Closed Jul 11, 2011 at 12:30 PM by Cheeso
implemented in changeset 80525. The first binary that will have this feature is v1.9.1.6.

comments

mdcclxv wrote Jun 3, 2011 at 10:33 AM

I would rather say "Force Provisional encoding in filenames", for maximum flexibility.

Thanks a lot,
Mircea.

Cheeso wrote Jun 23, 2011 at 7:50 PM

OK, what I'm considering doing is, introducing a new property to provide the ability to indicate whether you'd like the encoding to apply "as necessary" , or "always". The former, "as necessary" is the behavior the library uses currently. The "Always" behavior is what you'd get if you always use a particular encoding in a particular zipfile.
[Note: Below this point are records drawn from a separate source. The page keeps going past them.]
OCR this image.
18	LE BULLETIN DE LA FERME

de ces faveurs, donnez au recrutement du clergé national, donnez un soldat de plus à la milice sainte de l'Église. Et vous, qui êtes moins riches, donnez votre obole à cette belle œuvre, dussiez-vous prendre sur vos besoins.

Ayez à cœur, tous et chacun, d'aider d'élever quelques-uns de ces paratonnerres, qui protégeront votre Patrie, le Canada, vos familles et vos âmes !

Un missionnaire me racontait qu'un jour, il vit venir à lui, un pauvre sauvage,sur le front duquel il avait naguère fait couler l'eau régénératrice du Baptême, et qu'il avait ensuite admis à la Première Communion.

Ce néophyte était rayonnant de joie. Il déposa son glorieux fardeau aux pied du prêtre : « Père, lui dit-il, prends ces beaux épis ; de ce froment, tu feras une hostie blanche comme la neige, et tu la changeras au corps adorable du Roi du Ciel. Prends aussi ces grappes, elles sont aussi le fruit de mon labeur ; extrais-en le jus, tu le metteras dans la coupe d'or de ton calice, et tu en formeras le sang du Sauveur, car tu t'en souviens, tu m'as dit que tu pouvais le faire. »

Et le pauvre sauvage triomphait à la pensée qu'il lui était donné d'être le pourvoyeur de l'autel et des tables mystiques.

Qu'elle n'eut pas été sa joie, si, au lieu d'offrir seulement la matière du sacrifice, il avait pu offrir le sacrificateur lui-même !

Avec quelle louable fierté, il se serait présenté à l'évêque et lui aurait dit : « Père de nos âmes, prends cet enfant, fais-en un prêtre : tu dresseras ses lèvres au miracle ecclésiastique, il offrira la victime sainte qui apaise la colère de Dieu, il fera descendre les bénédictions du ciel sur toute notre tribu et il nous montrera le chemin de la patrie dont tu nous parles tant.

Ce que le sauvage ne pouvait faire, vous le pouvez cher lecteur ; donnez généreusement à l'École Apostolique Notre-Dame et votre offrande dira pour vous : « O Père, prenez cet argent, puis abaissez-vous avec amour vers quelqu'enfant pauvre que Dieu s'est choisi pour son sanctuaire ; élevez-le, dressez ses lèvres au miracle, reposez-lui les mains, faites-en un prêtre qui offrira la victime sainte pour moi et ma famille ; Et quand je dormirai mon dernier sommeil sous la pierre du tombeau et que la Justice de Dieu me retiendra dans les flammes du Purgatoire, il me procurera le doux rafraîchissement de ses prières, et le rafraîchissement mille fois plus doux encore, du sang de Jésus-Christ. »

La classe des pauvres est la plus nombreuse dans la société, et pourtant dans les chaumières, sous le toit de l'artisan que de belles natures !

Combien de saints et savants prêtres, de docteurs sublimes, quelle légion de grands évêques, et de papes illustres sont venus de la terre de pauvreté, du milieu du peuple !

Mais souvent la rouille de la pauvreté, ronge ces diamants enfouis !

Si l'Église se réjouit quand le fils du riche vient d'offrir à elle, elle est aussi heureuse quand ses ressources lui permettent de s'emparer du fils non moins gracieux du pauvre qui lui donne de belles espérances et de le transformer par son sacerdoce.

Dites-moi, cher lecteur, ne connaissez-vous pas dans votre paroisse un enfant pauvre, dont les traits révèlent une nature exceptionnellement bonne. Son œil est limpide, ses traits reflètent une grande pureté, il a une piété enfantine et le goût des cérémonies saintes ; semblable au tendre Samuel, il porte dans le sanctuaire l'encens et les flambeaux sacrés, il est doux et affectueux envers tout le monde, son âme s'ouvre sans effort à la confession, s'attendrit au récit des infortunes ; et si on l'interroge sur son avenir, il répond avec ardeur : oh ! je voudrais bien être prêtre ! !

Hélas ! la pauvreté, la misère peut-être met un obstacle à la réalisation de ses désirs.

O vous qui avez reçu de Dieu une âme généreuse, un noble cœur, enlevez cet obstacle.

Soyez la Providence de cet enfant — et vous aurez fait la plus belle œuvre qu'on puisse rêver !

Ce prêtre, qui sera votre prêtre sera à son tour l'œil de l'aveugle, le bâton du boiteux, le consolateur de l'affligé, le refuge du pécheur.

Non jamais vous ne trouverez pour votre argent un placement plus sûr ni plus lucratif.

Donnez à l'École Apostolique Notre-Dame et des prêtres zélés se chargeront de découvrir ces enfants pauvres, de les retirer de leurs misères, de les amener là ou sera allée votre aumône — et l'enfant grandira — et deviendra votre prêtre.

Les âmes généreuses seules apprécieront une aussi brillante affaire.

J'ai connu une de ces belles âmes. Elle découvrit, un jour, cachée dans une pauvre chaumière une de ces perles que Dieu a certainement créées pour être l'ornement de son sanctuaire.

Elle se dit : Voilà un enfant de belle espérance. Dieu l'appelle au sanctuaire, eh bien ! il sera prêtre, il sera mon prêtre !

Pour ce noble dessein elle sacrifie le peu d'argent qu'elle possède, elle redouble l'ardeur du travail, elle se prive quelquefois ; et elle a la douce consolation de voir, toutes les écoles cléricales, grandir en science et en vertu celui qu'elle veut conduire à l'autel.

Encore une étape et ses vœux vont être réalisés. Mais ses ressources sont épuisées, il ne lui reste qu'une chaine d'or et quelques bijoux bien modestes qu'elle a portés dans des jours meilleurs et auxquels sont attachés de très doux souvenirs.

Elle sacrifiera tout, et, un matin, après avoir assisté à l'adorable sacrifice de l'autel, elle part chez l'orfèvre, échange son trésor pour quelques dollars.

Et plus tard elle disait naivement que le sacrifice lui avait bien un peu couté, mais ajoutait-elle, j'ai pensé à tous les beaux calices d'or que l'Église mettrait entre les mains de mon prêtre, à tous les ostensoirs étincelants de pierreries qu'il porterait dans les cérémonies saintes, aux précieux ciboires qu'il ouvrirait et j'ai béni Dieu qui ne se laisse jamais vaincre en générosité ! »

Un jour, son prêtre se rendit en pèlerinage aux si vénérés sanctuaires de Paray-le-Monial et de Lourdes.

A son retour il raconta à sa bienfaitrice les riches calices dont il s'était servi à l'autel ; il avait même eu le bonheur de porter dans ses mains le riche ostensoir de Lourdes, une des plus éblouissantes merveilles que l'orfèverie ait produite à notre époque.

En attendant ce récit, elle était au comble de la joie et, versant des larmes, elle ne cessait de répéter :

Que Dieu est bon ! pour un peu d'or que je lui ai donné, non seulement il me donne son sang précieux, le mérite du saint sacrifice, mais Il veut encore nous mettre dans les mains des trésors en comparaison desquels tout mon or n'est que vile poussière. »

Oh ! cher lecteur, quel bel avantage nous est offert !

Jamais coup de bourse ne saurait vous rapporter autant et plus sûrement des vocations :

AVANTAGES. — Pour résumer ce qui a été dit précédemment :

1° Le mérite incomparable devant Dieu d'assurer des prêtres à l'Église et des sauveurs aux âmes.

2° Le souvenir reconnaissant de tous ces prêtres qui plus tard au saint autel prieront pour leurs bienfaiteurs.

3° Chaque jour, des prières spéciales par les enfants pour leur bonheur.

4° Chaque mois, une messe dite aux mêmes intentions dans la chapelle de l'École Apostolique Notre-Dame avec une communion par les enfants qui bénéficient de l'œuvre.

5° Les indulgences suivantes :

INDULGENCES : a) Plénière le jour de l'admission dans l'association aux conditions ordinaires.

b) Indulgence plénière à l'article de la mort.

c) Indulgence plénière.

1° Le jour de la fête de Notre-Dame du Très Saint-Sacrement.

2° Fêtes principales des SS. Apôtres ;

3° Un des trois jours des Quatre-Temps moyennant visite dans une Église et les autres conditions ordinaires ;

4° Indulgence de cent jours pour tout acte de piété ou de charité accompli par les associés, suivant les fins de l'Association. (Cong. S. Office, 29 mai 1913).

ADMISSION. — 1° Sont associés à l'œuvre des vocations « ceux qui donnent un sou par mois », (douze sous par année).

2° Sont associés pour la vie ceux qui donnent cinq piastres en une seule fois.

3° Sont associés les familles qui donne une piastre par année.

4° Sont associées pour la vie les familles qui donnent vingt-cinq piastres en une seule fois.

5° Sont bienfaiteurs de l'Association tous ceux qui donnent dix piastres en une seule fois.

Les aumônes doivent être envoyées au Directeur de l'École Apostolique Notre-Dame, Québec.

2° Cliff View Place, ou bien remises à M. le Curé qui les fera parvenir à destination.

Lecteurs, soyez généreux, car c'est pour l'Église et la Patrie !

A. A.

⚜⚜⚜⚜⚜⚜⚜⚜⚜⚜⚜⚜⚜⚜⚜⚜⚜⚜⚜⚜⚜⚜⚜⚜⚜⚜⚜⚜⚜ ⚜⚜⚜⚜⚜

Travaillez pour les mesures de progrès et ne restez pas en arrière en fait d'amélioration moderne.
It would employ the "provisional alternate encoding" as specified in property "ProvisionalAlternateEncoding". The existence of the new property (always/asnecessary) will render the meaning of "Provisional Alternate Encoding" sort of moot - so I expect to change the name to "AlternateEncoding" (dropping the "provisional" modifier) and of course changing the documentation.